A number of structures were tested, including triangular, hexagonal and honeycomb. These were then coated by gas deposition to provide extra strength, with coatings of a ceramic material and alumina both tested. The polymer structure measured roughly 50 µm long, wide, and high, while various coating thicknesses were tested ranging from 10 nm to 200 nm.
It was found that a honeycomb polymer structure with an alumina coating of 50 nm yielded the highest stability to density ratio. This microarchitecture outperformed the triangular and hexagonal counterparts produced and tested, while no additional strength was achieved after a coating thickness of 50 nm of alumina was exceeded. This optimized honeycomb structure failed at a pressure of 28 kg/mm2, yet only had a density of 810 kg/m3, which the team says exceeds the stability/density ratio of bones, massive steel or aluminum.

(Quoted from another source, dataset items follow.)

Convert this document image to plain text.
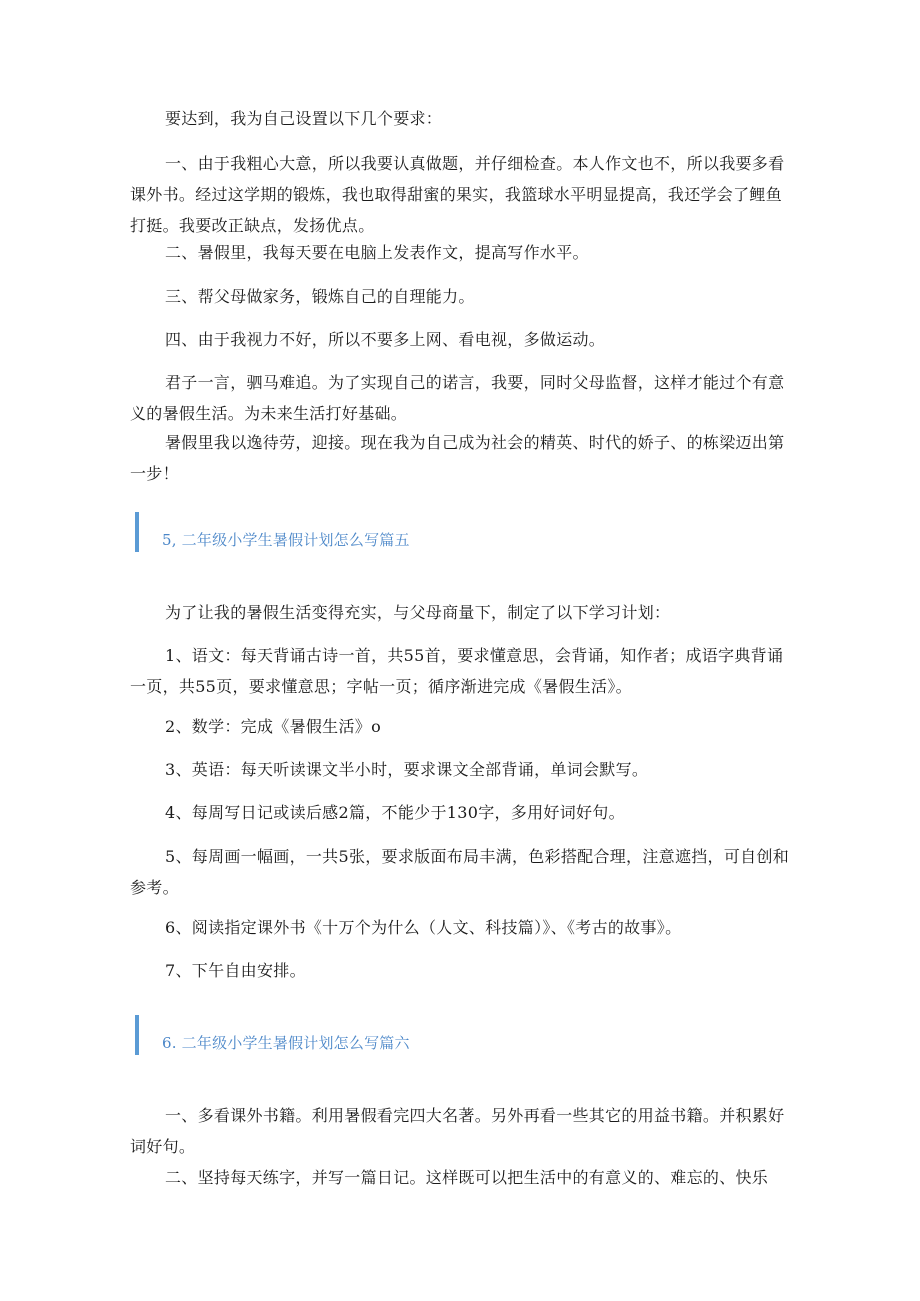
要达到，我为自己设置以下几个要求：

一、由于我粗心大意，所以我要认真做题，并仔细检查。本人作文也不，所以我要多看课外书。经过这学期的锻炼，我也取得甜蜜的果实，我篮球水平明显提高，我还学会了鲤鱼打挺。我要改正缺点，发扬优点。

二、暑假里，我每天要在电脑上发表作文，提高写作水平。

三、帮父母做家务，锻炼自己的自理能力。

四、由于我视力不好，所以不要多上网、看电视，多做运动。

君子一言，驷马难追。为了实现自己的诺言，我要，同时父母监督，这样才能过个有意义的暑假生活。为未来生活打好基础。

暑假里我以逸待劳，迎接。现在我为自己成为社会的精英、时代的娇子、的栋梁迈出第一步！

5, 二年级小学生暑假计划怎么写篇五

为了让我的暑假生活变得充实，与父母商量下，制定了以下学习计划：

1、语文：每天背诵古诗一首，共55首，要求懂意思，会背诵，知作者；成语字典背诵一页，共55页，要求懂意思；字帖一页；循序渐进完成《暑假生活》。

2、数学：完成《暑假生活》o

3、英语：每天听读课文半小时，要求课文全部背诵，单词会默写。

4、每周写日记或读后感2篇，不能少于130字，多用好词好句。

5、每周画一幅画，一共5张，要求版面布局丰满，色彩搭配合理，注意遮挡，可自创和参考。

6、阅读指定课外书《十万个为什么（人文、科技篇）》、《考古的故事》。

7、下午自由安排。

6. 二年级小学生暑假计划怎么写篇六

一、多看课外书籍。利用暑假看完四大名著。另外再看一些其它的用益书籍。并积累好词好句。

二、坚持每天练字，并写一篇日记。这样既可以把生活中的有意义的、难忘的、快乐
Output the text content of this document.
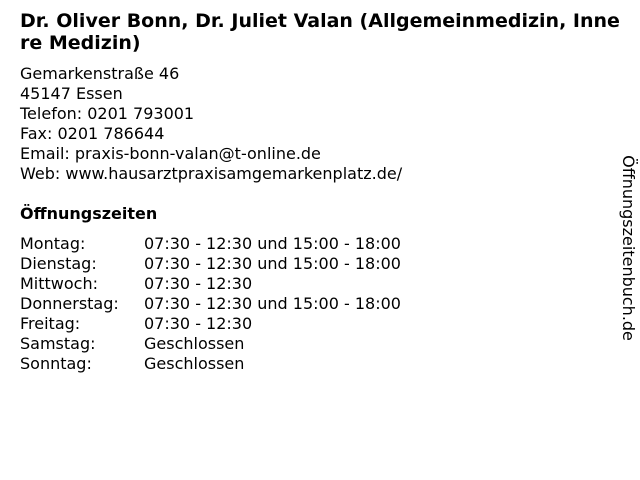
Dr. Oliver Bonn, Dr. Juliet Valan (Allgemeinmedizin, Innere Medizin)
Gemarkenstraße 46
45147 Essen
Telefon: 0201 793001
Fax: 0201 786644
Email: praxis-bonn-valan@t-online.de
Web: www.hausarztpraxisamgemarkenplatz.de/
Öffnungszeiten
Montag:	07:30 - 12:30 und 15:00 - 18:00
Dienstag:	07:30 - 12:30 und 15:00 - 18:00
Mittwoch:	07:30 - 12:30
Donnerstag:	07:30 - 12:30 und 15:00 - 18:00
Freitag:	07:30 - 12:30
Samstag:	Geschlossen
Sonntag:	Geschlossen
Öffnungszeitenbuch.de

"The novel lightweight construction materials resemble the framework structure of a half-timbered house with horizontal, vertical, and diagonal struts,” said study co-author Jens Bauer. "Our beams, however, are only 10 µm in size.”
The team says microstructured materials are often used for insulation or as shock absorbers, and that such open-pore materials can be used as filters in the chemical industry.
The team's results have been published in the journal Proceedings of the National Academy of Sciences.